OWI/ Evidence/ Statutes/ Courts City of South Milwaukee v. KleppekDocket: 2007AP002834 04-22-08 KESSLER, J. The City of South Milwaukee appeals from an order dismissing Kay Kleppek's WIS. STAT. § 800.14(4) appeal to the circuit court, pursuant to a municipal court conviction for operating a vehicle while intoxicated and having a blood alcohol level in excess of the legal maximum. Kleppek was found to have violated South Milwaukee's ordinances, which adopted WIS. STAT. § 346.63(1)(a) & (b). The circuit court dismissed the appeal because the audio recording system employed by South Milwaukee during the municipal court trial malfunctioned, making it impossible for South Milwaukee to honor Kleppek's request for a transcript of the municipal trial. The circuit court found that the lack of a transcript of the municipal court trial prevented Kleppek from using that transcript to impeach witnesses in the new trial in the circuit court which she selected as her appeal.
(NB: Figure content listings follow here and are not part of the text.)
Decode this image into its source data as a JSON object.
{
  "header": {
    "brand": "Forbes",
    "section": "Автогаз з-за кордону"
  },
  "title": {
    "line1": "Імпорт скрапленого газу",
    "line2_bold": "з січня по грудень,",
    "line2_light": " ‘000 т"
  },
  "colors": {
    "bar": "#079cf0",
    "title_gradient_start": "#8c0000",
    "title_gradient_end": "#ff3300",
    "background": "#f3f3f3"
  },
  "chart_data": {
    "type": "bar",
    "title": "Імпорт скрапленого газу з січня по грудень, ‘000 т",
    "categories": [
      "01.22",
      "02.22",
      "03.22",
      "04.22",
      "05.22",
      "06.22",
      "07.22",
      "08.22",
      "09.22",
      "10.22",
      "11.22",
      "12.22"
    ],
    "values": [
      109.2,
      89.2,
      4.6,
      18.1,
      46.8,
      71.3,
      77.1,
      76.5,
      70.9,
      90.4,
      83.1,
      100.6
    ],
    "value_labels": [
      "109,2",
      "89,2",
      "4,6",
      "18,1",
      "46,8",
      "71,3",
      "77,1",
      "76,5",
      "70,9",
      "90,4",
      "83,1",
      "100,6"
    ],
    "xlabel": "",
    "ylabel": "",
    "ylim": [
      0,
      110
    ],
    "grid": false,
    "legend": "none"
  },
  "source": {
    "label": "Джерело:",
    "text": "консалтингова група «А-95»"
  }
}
The circuit court then concluded that it was not "fair to proceed" and dismissed the case.
OWI/ Statutes/ Statutory Construction-Interpretation/ Roads & Highways/ Private Roads State v. TeczaDocket: 2007AP001783 04-23-08 Recommended for PublicationANDERSON, P.J. Thomas P. Tecza appeals from a denial of his motion to dismiss second-offense drunk driving charges. Tecza disputes the circuit court's conclusions that the roadways of a gated community, Geneva National Community, were held open to the public for the use of their motor vehicles. We reject Tecza's challenge because on any given day any licensed driver in a motor vehicle was free to use the roadways within the community.
OWI/ Traffic Stops/ Evidence/ Reasonable Suspicion Columbia County v. BallwegDocket: 2007AP001886 04-24-08 LUNDSTEN, J. Gary Ballweg appeals the circuit court's judgment finding him guilty of driving under the influence of an intoxicant. The police were tipped off to Ballweg's impaired driving by another motorist. Ballweg argues that the arresting officer unlawfully stopped and arrested him. We disagree, and affirm the circuit court's judgment.
Small Claims/ Statutes/ Property/ Constitutional Law-Due Process Simonson v. Jahnke Auto PartsDocket: 2007AP001782 04-23-08 BROWN, C.J. John B. Simonson appeals the summary judgment against him in his small-claims case. Simonson sued Jahnke Auto Parts, Inc., for "the illegal taking and disposal" of his car after it had been towed by the city. The Appleton Police Department had Jahnke tow and impound Simonson's car on July 12, 2005, in accord with Jahnke's contract with the city of Appleton. One month later, on August 12, 2005, the city sold the car to Jahnke pursuant to WIS. STAT. § 342.40(3)(c), and Jahnke disposed of the car. Simonson claims that Jahnke is liable to him for the cost of the vehicle. Simonson is wrong for two main reasons. First, as the small claims court noted, it was the city that towed his car and ultimately sold it. If anyone was liable to Simonson for the car, it would be the city and not Jahnke. But still more importantly, the city disposed of the car in accord with the statutory procedure, after Jahnke had waived all right, title, and interest in the vehicle and consented to its sale by failing to exercise his right to claim it. We affirm.
Small Claims/ Unjust Enrichment/ Gifts/ Contracts Schroeder v. LongDocket: 2007AP002858 04-23-08 NEUBAUER, J. In this small claims action, Jeffrey Long appeals a judgment entered in favor of Sadie Schroeder, his former fiancée. The trial court ruled that improvements Long made to Schroeder's home during their engagement did not support his counterclaim for unjust enrichment. We agree and affirm.